Parmi d’autres hantises et les doutes, nombreux, l’illégitimité et le sentiment d’imposture ont aussi traversé le projet (« une vieille connaissance facile à contredire »). Un sentiment paradoxal, puisque la romancière croit également qu’il est possible « d’écrire à partir d’un grain de sable, d’une seule question qui nous hante ».

« Qu’est-ce que la folie ? » se demande finalement Élise Turcotte, tout en sachant qu’il lui sera difficile de trouver, là aussi, une réponse satisfaisante. « Si seulement la création, l’écriture, l’avait déposée quelque part. Mais j’écris ceci aussi sans explication. Car la création ne sauve pas. Pas toujours. »

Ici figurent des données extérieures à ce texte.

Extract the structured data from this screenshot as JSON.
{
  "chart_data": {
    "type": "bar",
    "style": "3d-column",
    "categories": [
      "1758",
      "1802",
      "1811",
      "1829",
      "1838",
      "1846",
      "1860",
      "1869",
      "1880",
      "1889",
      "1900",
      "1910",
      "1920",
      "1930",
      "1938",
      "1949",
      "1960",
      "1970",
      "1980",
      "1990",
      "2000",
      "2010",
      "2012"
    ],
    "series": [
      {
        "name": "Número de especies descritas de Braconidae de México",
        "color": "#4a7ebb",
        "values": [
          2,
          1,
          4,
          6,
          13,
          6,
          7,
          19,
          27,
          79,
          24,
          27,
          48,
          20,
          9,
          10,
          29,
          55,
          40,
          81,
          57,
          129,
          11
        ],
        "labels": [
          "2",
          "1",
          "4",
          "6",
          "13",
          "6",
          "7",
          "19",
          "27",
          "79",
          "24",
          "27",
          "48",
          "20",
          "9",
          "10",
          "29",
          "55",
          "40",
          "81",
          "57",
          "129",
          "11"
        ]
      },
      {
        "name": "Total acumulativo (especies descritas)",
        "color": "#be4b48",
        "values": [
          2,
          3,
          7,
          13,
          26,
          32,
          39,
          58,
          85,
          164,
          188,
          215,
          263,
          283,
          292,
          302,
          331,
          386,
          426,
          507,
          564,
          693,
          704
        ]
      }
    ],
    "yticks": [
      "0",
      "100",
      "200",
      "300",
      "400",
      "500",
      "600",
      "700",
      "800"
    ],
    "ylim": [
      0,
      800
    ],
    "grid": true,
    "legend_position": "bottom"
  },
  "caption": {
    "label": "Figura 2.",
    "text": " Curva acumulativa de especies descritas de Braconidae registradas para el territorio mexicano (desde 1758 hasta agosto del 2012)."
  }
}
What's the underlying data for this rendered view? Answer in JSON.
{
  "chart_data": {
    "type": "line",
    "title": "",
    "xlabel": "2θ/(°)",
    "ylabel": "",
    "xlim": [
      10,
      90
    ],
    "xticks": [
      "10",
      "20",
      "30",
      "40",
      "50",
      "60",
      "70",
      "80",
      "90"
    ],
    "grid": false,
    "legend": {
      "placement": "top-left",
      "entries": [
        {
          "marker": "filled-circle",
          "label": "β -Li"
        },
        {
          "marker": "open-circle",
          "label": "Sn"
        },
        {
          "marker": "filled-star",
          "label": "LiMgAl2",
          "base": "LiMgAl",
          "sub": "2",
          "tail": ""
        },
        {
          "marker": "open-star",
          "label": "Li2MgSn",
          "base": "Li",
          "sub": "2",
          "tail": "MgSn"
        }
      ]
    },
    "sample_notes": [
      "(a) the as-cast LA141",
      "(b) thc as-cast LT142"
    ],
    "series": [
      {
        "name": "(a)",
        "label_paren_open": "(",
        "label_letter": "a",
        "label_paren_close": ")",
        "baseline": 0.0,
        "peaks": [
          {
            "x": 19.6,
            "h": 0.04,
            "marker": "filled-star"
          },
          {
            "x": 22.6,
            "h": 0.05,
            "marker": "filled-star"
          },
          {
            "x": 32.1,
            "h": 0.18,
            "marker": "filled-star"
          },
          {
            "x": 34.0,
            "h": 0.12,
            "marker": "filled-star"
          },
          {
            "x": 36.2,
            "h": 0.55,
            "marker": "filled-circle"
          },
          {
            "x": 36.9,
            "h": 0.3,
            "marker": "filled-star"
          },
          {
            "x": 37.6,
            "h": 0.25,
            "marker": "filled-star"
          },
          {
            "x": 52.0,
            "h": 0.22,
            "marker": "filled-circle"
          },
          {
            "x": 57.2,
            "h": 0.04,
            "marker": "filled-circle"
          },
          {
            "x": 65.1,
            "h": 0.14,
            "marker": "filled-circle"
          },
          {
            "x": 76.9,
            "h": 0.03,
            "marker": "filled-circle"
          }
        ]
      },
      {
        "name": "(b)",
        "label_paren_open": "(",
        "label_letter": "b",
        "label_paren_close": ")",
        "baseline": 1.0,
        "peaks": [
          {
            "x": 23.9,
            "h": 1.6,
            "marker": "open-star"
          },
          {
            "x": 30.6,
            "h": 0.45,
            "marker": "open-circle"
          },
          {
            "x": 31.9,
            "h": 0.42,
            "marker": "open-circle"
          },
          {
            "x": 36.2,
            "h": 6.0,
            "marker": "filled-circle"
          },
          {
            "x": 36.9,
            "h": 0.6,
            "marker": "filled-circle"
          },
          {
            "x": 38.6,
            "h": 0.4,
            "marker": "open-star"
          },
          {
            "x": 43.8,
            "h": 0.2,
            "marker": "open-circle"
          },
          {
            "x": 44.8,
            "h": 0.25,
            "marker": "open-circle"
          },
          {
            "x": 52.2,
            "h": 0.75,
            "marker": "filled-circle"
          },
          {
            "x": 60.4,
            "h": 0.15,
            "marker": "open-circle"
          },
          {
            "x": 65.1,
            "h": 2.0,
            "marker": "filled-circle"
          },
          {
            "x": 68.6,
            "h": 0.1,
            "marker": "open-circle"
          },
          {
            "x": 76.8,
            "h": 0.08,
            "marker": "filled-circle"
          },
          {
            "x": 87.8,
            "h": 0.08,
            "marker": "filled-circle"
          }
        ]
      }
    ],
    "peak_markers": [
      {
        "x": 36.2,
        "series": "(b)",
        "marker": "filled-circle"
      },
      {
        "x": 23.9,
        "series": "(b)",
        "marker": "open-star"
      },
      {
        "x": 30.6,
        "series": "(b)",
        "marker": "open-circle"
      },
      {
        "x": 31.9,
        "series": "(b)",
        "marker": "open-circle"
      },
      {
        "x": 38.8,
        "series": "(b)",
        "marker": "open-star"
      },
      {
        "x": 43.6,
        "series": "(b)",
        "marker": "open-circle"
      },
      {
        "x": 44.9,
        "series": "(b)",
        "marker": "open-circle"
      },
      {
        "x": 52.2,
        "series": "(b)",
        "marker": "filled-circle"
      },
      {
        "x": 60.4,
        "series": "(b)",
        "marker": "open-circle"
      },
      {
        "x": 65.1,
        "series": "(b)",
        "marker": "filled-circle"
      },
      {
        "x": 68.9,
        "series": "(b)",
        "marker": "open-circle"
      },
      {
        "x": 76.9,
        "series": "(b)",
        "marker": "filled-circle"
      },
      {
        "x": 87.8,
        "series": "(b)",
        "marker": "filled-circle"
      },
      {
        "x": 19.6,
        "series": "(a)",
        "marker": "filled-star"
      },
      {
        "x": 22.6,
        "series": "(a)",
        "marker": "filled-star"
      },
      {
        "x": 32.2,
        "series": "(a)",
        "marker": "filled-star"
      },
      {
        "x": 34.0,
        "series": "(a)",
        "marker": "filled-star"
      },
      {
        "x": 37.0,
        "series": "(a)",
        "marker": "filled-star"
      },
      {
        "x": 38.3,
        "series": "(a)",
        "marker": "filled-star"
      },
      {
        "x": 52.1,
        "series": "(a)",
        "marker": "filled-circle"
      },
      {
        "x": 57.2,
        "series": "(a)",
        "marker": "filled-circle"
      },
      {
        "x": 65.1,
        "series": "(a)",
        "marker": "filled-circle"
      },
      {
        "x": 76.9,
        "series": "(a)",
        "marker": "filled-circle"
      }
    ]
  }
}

À propos de cette femme, aussi proche qu’inconnue, qui lui fait penser à l’héroïne triste d’Antonioni dans Désert rouge ou à un personnage de Duras, sa nièce pense que l’exil a pu alimenter sa maladie mentale. Pour elle, malheureuse à Mexico, rêvant à la fois de Paris et de Montréal, le « suicide sera finalement l’exil le plus radical ».

Teintant également son livre d’un discours féministe, la romancière croit que sa tante a aussi souffert « parce qu’elle était une femme », et elle n’hésite pas à interroger le « sort de silence » évoqué par Marie-Claire Blais à propos des femmes artistes.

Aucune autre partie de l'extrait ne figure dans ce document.